You can also install packages from a requirements file:

runners:
  emr:
    bootstrap:
    - sudo pip-2.7 install -r /local/path/of/requirements.txt#

Or a tarball:

runners:
  emr:
    bootstrap:
    - sudo pip-2.7 install /local/path/of/tarball.tar.gz#

Warning

If you’re trying to run jobs on AMI version 3.0.0 (protip: don’t do that) pip appears not to work due to out-of-date SSL certificate information.

Installing PyPy

First, download the version of PyPy you want to use from Portable PyPy Distributions for Linux.
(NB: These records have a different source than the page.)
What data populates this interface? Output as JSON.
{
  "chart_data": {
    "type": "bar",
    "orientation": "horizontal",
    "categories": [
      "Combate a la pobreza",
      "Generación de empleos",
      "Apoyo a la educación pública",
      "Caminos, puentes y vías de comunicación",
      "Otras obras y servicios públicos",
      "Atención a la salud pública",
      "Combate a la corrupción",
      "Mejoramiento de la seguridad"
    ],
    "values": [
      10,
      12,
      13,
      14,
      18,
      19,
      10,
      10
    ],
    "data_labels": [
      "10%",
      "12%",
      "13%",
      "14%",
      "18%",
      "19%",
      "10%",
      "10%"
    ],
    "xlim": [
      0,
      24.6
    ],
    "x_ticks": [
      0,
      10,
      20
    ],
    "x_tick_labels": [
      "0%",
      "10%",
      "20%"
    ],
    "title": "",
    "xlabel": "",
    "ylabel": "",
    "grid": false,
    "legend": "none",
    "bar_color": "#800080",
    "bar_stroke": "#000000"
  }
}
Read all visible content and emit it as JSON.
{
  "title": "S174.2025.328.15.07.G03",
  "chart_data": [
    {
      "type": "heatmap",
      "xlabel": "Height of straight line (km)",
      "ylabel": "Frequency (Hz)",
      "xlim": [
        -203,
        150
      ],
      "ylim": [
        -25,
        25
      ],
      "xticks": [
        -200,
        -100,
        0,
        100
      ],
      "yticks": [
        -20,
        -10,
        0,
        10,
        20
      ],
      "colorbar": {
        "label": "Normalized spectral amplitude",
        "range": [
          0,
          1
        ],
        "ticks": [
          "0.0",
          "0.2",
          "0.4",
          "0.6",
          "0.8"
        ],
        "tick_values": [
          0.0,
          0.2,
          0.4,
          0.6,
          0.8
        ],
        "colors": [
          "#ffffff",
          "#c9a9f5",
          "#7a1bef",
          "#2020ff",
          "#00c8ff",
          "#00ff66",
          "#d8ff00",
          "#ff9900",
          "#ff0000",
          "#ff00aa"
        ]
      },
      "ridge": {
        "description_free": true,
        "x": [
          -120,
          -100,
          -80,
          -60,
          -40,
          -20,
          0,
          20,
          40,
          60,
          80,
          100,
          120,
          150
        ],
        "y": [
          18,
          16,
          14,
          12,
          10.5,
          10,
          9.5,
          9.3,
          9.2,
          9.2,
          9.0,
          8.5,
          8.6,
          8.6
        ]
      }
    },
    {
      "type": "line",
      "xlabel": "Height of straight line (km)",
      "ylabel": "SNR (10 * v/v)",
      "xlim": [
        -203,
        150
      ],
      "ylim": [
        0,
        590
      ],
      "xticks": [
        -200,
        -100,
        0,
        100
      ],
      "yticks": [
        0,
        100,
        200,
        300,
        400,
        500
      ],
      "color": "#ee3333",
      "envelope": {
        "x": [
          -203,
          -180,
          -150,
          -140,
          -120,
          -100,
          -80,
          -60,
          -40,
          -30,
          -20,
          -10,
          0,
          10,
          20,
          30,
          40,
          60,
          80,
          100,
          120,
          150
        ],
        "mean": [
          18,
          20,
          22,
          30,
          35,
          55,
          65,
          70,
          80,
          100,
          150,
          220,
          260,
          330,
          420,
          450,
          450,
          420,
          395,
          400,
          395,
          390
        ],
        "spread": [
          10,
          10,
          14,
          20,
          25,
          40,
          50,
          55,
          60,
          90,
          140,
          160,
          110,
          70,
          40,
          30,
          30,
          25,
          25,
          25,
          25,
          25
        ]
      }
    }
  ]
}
Then instruct EMR to un-tar it and link to the binary in /usr/bin. For example:

runners:
  emr:
    bootstrap:
    - sudo tar xvfj /local/path/to/pypy-7.1.1-linux_x86_64-portable.tar.bz2# -C /opt
    - sudo ln -s /opt/pypy-7.1.1-linux_x86_64-portable/bin/pypy /usr/bin/pypy

Installing System Packages

EMR gives you access to a variety of different Amazon Machine Images, or AMIs for short (see image_version).

3.x and later AMIs

Starting with 3.0.0, EMR AMIs use Amazon Linux, which uses yum to install packages. For example, to install NumPy:

runners:
  emr:
    bootstrap:
    - sudo yum install -y python-numpy

(Don’t forget the -y!)

Amazon Linux’s Python packages generally only work for Python 2. If you’re on Python 3, just use pip.

The most recent list of Amazon linux packages can be found here (click on “Packages List” in the left sidebar).

2.x AMIs

Probably not worth the trouble. The 2.x AMIs are based on a version of Debian that is so old it has been “archived,” which makes their package installer, apt-get, no longer work out-of-the-box. Moreover, Python system packages work for Python 2.6, not 2.7.

Instead, just use pip-2.7 to install Python libraries.